HIPAA-Related Non-Medical Records
Unlike medical records, HIPAA does have requirements about how long HIPAA-related non-medical records should be retained. Section 164.316(b)(1) HIPAA requires that organizations:
“(i) Maintain the policies and procedures implemented to comply with this subpart in written (which may be electronic) form; and (ii) if an action, activity or assessment is required by this subpart to be documented, maintain a written (which may be electronic) record of the action, activity, or assessment.”
According to Section164.316(b)(2)(i), the required documentation must be retained for six years from the date of its creation, or the date when it last was in effect, whichever is later. For example, if a policy is implemented for a year before being revised, a record of the original policy must be retained for at least seven years.

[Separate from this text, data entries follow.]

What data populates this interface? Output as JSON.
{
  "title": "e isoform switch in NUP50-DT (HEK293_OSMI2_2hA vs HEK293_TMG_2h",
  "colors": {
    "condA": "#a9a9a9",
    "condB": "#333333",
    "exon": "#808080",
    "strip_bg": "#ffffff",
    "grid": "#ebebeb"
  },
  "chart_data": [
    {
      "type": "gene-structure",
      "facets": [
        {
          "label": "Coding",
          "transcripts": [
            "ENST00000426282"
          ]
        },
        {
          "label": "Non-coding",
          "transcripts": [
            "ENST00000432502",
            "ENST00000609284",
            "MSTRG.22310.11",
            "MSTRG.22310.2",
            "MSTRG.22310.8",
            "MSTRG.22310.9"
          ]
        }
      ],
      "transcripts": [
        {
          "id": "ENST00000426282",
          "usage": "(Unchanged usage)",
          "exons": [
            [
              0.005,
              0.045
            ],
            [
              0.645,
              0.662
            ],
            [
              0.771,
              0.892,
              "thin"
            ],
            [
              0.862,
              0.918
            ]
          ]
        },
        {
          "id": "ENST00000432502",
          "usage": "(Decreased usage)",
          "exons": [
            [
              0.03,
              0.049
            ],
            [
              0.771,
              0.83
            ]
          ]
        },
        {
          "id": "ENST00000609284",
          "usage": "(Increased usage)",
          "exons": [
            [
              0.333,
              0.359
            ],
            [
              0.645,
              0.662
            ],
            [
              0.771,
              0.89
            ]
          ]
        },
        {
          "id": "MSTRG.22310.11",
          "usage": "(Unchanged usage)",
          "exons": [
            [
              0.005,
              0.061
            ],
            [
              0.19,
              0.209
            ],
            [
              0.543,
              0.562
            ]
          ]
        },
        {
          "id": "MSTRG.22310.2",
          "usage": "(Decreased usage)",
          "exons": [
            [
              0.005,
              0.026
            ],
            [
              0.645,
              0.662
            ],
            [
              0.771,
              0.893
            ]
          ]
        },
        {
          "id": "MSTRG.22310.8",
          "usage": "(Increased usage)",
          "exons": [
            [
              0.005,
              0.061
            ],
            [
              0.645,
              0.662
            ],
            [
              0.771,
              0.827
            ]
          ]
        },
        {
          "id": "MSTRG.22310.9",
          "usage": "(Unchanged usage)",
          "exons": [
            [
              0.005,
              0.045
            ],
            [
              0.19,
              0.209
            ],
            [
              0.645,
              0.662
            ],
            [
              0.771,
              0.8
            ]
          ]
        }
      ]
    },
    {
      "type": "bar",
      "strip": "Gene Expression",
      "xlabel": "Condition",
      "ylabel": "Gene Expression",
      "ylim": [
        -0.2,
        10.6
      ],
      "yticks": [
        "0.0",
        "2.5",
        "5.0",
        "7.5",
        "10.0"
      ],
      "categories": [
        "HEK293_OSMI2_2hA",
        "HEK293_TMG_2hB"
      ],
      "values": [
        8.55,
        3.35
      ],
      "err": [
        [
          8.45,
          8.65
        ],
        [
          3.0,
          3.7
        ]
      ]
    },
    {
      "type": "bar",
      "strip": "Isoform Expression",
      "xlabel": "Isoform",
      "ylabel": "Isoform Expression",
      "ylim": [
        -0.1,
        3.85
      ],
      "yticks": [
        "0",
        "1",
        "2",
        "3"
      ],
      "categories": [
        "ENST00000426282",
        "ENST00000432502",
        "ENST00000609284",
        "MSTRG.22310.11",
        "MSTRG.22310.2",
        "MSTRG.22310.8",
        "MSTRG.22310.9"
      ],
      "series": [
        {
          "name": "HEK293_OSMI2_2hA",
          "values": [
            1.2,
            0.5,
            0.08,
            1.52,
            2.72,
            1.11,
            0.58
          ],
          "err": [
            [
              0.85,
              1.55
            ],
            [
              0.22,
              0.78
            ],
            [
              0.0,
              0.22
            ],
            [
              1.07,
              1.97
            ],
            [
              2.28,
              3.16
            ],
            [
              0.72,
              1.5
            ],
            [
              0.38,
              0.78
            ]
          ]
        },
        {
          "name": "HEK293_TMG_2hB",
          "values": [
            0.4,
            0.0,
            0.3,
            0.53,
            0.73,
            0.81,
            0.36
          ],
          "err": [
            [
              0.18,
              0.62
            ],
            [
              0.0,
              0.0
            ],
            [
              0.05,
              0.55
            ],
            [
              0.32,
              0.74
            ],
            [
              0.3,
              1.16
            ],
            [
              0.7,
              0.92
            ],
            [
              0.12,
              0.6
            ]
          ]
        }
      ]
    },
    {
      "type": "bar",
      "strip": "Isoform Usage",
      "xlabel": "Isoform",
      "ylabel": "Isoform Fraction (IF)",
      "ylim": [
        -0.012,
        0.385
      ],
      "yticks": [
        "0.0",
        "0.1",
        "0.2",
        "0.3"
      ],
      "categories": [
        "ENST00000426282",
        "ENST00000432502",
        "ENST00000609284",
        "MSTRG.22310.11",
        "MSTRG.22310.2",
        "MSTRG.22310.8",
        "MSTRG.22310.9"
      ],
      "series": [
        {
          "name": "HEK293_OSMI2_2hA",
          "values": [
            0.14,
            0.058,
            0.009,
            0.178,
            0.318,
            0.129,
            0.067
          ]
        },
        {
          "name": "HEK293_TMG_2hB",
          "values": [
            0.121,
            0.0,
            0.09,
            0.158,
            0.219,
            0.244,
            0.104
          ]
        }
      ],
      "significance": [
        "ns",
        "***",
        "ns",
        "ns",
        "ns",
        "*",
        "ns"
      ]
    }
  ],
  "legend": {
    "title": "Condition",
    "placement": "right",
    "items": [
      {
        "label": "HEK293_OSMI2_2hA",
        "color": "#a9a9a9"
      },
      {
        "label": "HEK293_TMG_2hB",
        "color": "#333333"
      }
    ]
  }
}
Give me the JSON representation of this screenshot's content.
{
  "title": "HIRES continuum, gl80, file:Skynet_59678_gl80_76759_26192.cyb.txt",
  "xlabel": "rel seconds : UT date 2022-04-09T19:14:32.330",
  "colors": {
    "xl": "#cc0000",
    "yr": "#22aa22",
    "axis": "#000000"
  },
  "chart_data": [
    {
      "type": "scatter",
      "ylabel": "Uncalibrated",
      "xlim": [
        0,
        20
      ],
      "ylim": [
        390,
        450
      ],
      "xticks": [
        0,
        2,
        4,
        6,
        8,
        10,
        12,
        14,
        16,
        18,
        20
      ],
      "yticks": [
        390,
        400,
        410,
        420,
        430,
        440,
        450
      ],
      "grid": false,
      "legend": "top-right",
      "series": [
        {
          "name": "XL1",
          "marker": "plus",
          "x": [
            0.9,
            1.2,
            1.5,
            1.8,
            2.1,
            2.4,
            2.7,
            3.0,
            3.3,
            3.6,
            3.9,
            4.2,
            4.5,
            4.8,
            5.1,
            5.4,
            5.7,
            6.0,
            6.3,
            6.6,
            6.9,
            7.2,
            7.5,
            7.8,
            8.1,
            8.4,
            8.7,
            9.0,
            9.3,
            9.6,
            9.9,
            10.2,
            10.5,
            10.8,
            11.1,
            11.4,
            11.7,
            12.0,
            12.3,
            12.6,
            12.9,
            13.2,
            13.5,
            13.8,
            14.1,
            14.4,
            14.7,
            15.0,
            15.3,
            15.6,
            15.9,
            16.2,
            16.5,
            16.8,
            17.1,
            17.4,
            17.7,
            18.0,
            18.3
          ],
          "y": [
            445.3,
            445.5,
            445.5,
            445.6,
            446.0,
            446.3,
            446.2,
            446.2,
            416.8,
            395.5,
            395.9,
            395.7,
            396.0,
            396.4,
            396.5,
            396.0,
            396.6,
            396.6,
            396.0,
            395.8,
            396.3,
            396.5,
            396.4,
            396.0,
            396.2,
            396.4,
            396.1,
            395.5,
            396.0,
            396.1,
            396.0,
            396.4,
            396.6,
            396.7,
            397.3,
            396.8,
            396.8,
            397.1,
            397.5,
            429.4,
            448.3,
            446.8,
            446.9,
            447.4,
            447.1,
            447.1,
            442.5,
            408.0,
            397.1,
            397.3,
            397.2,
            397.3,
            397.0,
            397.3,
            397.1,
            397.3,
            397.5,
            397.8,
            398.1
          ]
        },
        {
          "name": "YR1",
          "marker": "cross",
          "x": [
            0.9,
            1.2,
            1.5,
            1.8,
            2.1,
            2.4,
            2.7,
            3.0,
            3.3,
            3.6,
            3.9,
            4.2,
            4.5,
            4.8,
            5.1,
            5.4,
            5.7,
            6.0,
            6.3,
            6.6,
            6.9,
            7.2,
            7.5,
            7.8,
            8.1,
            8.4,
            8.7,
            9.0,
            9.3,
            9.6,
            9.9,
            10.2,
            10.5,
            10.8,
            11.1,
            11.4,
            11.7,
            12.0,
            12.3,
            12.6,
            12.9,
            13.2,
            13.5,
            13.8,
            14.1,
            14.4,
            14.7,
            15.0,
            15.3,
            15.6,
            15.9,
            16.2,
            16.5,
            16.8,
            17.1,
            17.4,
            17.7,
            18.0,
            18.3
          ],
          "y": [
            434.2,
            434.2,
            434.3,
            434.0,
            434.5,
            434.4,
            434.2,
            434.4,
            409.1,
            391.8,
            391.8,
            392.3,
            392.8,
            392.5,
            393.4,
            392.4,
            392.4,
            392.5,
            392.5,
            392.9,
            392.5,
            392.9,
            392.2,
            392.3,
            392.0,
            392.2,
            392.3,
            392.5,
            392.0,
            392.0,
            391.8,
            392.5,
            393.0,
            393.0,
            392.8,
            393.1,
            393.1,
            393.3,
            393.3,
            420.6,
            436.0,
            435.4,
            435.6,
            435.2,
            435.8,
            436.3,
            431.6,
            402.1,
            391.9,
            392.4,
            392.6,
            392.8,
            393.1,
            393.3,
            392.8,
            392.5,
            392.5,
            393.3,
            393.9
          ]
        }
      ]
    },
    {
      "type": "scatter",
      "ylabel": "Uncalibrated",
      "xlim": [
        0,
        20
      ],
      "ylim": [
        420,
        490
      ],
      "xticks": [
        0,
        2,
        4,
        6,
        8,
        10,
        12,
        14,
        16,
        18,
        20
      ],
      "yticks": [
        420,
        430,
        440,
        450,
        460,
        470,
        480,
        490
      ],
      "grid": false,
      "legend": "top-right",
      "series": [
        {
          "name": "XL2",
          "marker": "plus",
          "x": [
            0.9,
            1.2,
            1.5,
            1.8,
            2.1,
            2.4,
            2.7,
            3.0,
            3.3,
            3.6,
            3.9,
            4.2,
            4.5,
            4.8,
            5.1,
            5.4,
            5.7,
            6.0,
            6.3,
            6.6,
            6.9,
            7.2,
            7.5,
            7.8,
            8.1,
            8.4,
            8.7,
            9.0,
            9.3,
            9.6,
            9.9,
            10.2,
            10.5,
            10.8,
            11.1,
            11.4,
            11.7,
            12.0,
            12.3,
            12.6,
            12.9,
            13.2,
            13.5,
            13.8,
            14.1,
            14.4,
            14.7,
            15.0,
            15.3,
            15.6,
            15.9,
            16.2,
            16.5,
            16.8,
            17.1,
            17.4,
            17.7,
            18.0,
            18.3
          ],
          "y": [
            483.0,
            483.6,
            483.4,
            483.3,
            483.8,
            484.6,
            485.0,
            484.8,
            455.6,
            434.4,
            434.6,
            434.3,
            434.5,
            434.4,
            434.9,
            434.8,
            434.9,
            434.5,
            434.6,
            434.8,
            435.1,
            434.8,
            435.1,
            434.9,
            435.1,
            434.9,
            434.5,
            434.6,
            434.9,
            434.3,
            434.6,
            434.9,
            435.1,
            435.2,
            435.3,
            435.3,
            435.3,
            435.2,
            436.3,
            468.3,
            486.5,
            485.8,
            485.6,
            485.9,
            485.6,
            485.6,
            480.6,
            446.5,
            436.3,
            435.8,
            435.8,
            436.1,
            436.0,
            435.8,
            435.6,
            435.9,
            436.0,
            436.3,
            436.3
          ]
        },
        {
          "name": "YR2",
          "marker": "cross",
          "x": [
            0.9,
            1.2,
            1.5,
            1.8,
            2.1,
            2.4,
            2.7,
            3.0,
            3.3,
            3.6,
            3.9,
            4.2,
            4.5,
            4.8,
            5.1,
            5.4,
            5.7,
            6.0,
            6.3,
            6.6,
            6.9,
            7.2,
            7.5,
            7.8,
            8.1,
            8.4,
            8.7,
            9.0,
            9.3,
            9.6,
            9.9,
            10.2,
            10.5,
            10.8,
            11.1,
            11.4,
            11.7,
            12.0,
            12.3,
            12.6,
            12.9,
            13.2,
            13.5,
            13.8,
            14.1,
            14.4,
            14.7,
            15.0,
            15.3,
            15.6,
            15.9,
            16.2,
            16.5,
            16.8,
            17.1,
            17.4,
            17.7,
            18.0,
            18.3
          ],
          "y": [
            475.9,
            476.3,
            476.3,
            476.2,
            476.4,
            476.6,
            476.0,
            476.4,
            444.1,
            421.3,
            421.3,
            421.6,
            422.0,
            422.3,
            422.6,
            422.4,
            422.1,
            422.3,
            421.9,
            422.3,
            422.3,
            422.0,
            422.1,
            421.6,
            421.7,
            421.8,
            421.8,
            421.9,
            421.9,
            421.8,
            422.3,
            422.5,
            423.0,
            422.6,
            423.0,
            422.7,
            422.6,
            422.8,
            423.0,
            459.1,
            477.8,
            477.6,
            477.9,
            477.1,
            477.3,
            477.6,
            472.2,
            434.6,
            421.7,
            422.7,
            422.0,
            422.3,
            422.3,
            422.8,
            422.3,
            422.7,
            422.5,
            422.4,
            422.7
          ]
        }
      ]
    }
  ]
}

The types of HIPAA-related non-medical documentation covered by these Sections may include, but are not limited to:
- Security risk analyses
- Breach notification documentation
- Employee sanction documentation
- Business associate agreements
- Notices of privacy practices and policies
- Contingency plans for disasters
- Log records for viewing of PHI
- IT system reviews
- Physical security maintenance and update records
For non-medical records, HIPAA preempts State laws if they require shorter retention periods. However, a State may require longer periods of retention; in these cases, the State law must be followed. For organisations that work in multiple states, it is worthwhile checking the laws in each individual state regarding the retention of HIPAA-related non-medical documents.
Summary of HIPAA Retention Requirements
Once one understands the distinction between medical and HIPAA-related non-medical records, the requirements are generally quite straightforward; for medical records, States set the law, but for HIPAA-related non-medical documents, a minimum of six years is required.
However, there are some exceptions. For example, some employers may be required to keep records indefinitely due to the requirements of the Employee Retirement Income Security Act and Fair Labor Standards Act. It is worthwhile for organisations to perform a thorough audit of the data which they hold, ranging from patient and employee records to policies and procedure documentation. A thorough understanding of which laws relevant in each case is vital to ensuring full compliance with HIPAA’s record retention policies.